Added Bill Abbott's suggestion to allow explicit sizing to the --fromlist option. Added a warning if the number of chunkfiles exceed 2000 (hard-coded). Also caught a rare condition where the run ends with suspended jobs. Now it should continue until the suspended PIDs get unsuspended and complete.
- added '--fromlist' to allow explicit lists of files to be pfp'ed. Suggested by Bill Abbott to support GPFS's mmapplypolicy to generate lists so that pfp can immediately start moving data instead of iterating thru miles of already-synced files. Thanks, Bill.
IMPORTANT NOTE (May 31, 2019)
Thanks to the long-suffering efforts of Jeff Dullnig, I've discovered that when parsyncfp goes thru multiple suspend/unsuspend cycles, it fails to correctly rsync all the src files to the target.
If the '--maxload' option is kept high enough to avoid any suspensions, it syncs correctly.
If you're using parsyncfp now, please be aware that if forked rsyncs cycle thru suspend / unsuspends you will probably not end up with a correct target.

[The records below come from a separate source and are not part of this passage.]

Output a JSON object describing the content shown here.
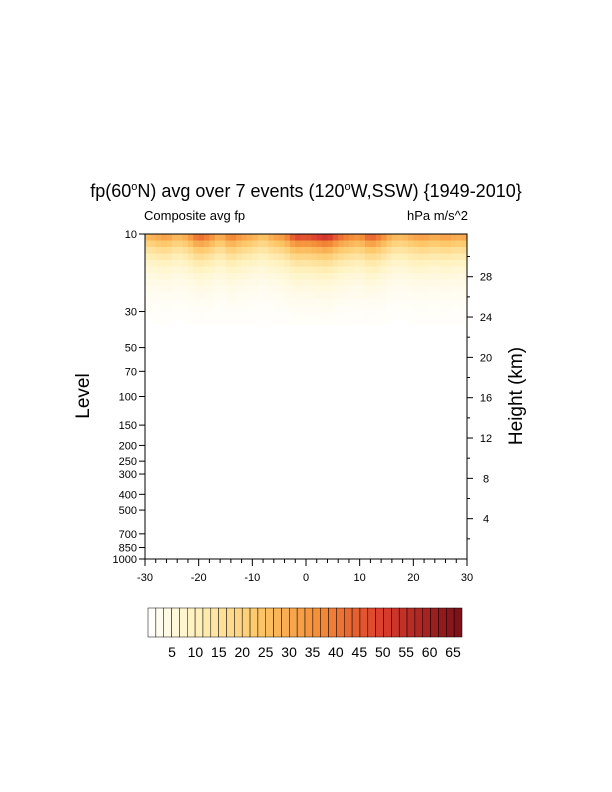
{
  "chart_data": {
    "type": "heatmap",
    "title_parts": {
      "pre": "fp(60",
      "deg1": "o",
      "mid": "N) avg over 7 events (120",
      "deg2": "o",
      "post": "W,SSW) {1949-2010}"
    },
    "left_string": "Composite avg fp",
    "right_string": "hPa m/s^2",
    "ylabel": "Level",
    "ylabel_right": "Height (km)",
    "x_ticks": [
      "-30",
      "-20",
      "-10",
      "0",
      "10",
      "20",
      "30"
    ],
    "xlim": [
      -30,
      30
    ],
    "y_scale": "log",
    "ylim": [
      1000,
      10
    ],
    "y_ticks": [
      "10",
      "30",
      "50",
      "70",
      "100",
      "150",
      "200",
      "250",
      "300",
      "400",
      "500",
      "700",
      "850",
      "1000"
    ],
    "y_right_ticks": [
      "4",
      "8",
      "12",
      "16",
      "20",
      "24",
      "28"
    ],
    "colorbar_labels": [
      "5",
      "10",
      "15",
      "20",
      "25",
      "30",
      "35",
      "40",
      "45",
      "50",
      "55",
      "60",
      "65"
    ],
    "colorbar_levels": 40,
    "color_low": "#ffffff",
    "color_high": "#7a0f17",
    "peak_profile": {
      "x": [
        -30,
        -28,
        -26,
        -24,
        -22,
        -20,
        -18,
        -16,
        -14,
        -12,
        -10,
        -8,
        -6,
        -4,
        -2,
        0,
        2,
        4,
        6,
        8,
        10,
        12,
        14,
        16,
        18,
        20,
        22,
        24,
        26,
        28,
        30
      ],
      "value": [
        30,
        34,
        38,
        30,
        36,
        50,
        44,
        32,
        46,
        38,
        34,
        28,
        36,
        40,
        56,
        54,
        58,
        62,
        50,
        44,
        40,
        52,
        44,
        32,
        30,
        36,
        38,
        34,
        38,
        34,
        36
      ]
    }
  }
}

I'll be working on this to determine if it can be fixed or if that 'feature' has to be removed.
- added explicit GPL v3 licence
- added a better measurement of TCP bytes sent (via /proc/net/dev)

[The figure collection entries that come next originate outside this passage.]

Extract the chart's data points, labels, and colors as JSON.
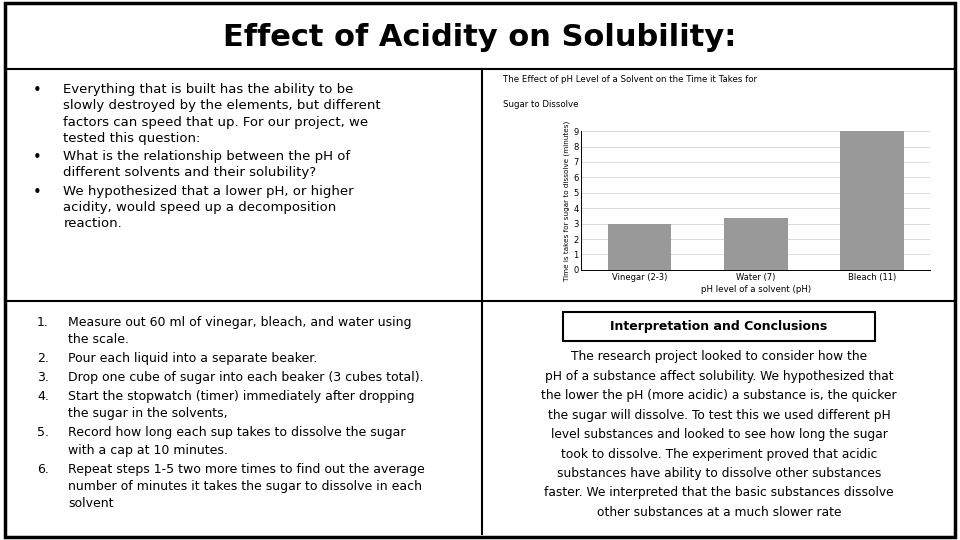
{
  "title": "Effect of Acidity on Solubility:",
  "title_fontsize": 22,
  "background_color": "#ffffff",
  "top_left_bullet_lines": [
    [
      "Everything that is built has the ability to be",
      "slowly destroyed by the elements, but different",
      "factors can speed that up. For our project, we",
      "tested this question:"
    ],
    [
      "What is the relationship between the pH of",
      "different solvents and their solubility?"
    ],
    [
      "We hypothesized that a lower pH, or higher",
      "acidity, would speed up a decomposition",
      "reaction."
    ]
  ],
  "chart_title_line1": "The Effect of pH Level of a Solvent on the Time it Takes for",
  "chart_title_line2": "Sugar to Dissolve",
  "chart_categories": [
    "Vinegar (2-3)",
    "Water (7)",
    "Bleach (11)"
  ],
  "chart_values": [
    3.0,
    3.35,
    9.0
  ],
  "chart_bar_color": "#999999",
  "chart_xlabel": "pH level of a solvent (pH)",
  "chart_ylabel": "Time is takes for sugar to dissolve (minutes)",
  "chart_ylim": [
    0,
    9
  ],
  "chart_yticks": [
    0,
    1,
    2,
    3,
    4,
    5,
    6,
    7,
    8,
    9
  ],
  "bottom_left_step_lines": [
    [
      "Measure out 60 ml of vinegar, bleach, and water using",
      "the scale."
    ],
    [
      "Pour each liquid into a separate beaker."
    ],
    [
      "Drop one cube of sugar into each beaker (3 cubes total)."
    ],
    [
      "Start the stopwatch (timer) immediately after dropping",
      "the sugar in the solvents,"
    ],
    [
      "Record how long each sup takes to dissolve the sugar",
      "with a cap at 10 minutes."
    ],
    [
      "Repeat steps 1-5 two more times to find out the average",
      "number of minutes it takes the sugar to dissolve in each",
      "solvent"
    ]
  ],
  "conclusion_title": "Interpretation and Conclusions",
  "conclusion_lines": [
    "The research project looked to consider how the",
    "pH of a substance affect solubility. We hypothesized that",
    "the lower the pH (more acidic) a substance is, the quicker",
    "the sugar will dissolve. To test this we used different pH",
    "level substances and looked to see how long the sugar",
    "took to dissolve. The experiment proved that acidic",
    "substances have ability to dissolve other substances",
    "faster. We interpreted that the basic substances dissolve",
    "other substances at a much slower rate"
  ]
}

- added attempt at measuring RDMA bytes sent by using 'perfquery'; looks like it's doing what it's supposed to.
- Bungled a commit. This one should straighten is out.
- removed internal space handling for target names since this interferes with multiple dir targets. Have to re-think this.
- fixed Ken Bass' bug where trimming dir name was not constrained to front of the string and could lead to problems if dir was names something like '/data/rna/hjm/rnaseq/data/something/version/data/smith' if the leading name was '/data/' the condensed, trimmed dir was changed to 'rna/hjm/rnaseq/something/version/smith' ie removal of ALL 'data/'
- fixed finding top level targets with embedded spaces - had to trim spaces and escape filenames going into fpart.
- many verbosity fixes
- some changes to ending text to reference both rsync and fpart logs
- changed format of output to add elapsed time, changed date format
- code cleanup
- fixed bandwidth speed calculation
- updated help and fixed some inaccuracies for latest version.
- added (declinable) scripted mod to ~/.ssh/config to reduce ssh warnings
- made it variably verbose (--verbose)
- adjusted ending conditions to be accurate
- some code cleanup. getting there.
- added checks for multihomed devices.